Last night, the House of Commons voted on the latest stage of the Agriculture Bill. I have received many emails on this subject and I have thought carefully about my vote having supported an amendment when the Bill was last before the Commons.
Whilst it is undoubtedly a positive step forward that being outside the EU gives the UK the opportunity to strike new trade deals across the world, this shouldn’t come at the expense of high-quality and popular produce from East Devon and elsewhere in the UK that we are quite rightly passionate about.
The government firmly agrees with this. I proudly stood on a manifesto that pledged that our very high animal welfare, environmental, food safety and food import standards will not be compromised in any future Free Trade Agreements.
This means that all food coming into our country will be required to meet existing import requirements. The Withdrawal Act will convert all EU standards into domestic law at the end of the transition period. We are not lowering our standards, we’re protecting them.
Crucially, this includes a ban on using artificial growth hormones in both domestic and imported products and nothing apart from potable water may be used to clean chicken carcasses. Chlorinated chicken isn’t and never will be on our shelves.
Future trade agreements will also be subject to public consultations and as your MP, I will continue to follow these carefully and would welcome your thoughts as and when consultations open. As you’d expect, regular updates are provided to Parliament on the progress of negotiations and I will continue to speak regularly with the Department for International Trade.
Every treaty will be debated and scrutinised in Parliament by law, and Parliament will have the opportunity to say whether a treaty should be ratified. Therefore, rigorous protections for our high food and animal welfare standards will be maintained and included in any future trade agreement we seek to sign.
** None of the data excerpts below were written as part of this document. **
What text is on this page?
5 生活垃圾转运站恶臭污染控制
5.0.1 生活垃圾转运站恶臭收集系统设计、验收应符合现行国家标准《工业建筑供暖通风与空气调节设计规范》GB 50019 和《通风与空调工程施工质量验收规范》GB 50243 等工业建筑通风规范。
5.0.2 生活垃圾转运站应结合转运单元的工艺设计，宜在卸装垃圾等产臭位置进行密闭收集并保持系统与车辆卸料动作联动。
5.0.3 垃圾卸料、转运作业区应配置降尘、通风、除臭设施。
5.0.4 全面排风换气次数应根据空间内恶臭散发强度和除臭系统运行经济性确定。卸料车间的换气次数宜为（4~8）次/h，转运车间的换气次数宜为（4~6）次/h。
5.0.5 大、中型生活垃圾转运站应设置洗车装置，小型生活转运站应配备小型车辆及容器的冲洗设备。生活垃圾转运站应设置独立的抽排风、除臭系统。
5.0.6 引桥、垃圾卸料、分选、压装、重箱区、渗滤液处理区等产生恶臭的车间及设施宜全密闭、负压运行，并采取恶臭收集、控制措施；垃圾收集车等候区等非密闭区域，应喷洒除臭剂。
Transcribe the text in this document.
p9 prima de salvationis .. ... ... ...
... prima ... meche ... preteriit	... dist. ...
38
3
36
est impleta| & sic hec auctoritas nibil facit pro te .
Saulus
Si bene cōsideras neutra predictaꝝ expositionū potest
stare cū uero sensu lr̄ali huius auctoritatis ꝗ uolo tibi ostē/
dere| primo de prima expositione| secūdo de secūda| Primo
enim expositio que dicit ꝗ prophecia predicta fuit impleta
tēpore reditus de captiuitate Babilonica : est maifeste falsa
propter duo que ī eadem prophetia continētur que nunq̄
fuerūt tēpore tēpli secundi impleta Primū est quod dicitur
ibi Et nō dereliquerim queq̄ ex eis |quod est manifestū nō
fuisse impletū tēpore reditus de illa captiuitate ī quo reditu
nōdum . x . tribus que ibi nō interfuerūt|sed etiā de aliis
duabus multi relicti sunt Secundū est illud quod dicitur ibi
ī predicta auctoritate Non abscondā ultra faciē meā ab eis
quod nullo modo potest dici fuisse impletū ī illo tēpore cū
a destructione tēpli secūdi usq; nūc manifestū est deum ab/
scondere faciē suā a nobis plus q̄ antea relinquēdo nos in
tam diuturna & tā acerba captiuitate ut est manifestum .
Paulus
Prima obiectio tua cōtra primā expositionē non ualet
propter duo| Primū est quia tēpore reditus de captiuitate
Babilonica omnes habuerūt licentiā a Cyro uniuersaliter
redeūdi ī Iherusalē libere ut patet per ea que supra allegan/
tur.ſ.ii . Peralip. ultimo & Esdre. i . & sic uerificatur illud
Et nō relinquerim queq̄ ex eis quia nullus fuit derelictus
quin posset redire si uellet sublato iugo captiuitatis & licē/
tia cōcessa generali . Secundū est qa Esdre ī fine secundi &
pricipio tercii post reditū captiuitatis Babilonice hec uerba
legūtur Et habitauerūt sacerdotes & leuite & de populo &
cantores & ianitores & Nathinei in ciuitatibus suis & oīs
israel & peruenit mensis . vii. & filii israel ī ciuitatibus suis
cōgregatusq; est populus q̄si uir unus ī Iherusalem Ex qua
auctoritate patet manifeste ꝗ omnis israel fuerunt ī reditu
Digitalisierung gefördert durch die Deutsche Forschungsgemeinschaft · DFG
In addition, since the last vote on the Agriculture Bill, when I supported a similar amendment to those before Parliament last night, a new Independent Trade and Agriculture Commission has been setup to advise the government on every deal as it progresses. The Commission will ensure that the voices of everybody involved in food production are properly heard. This will help to further ensure animal welfare and environmental standards in food production are not undermined. I believe the commission should be permanent and reiterate that Parliament already has the power to reject any trade deal that it does not like. I will be speaking to the Commission later this week to discuss its work on competitiveness, consumer interests and standards as I plan to make my position exceptionally clear at every opportunity.
With these safeguards firmly in mind, I did not support the amendments put forward to the Agriculture Bill this time around as I feel the government has now taken the steps necessary to protect the food we produce in East Devon and across the South West.
Given how I have previously voted on this Bill, please be assured that in the unlikely circumstance that a trade deal comes to the House of Commons which breaches our manifesto commitments, I would vote against it and I believe it would be roundly defeated, and rightly so.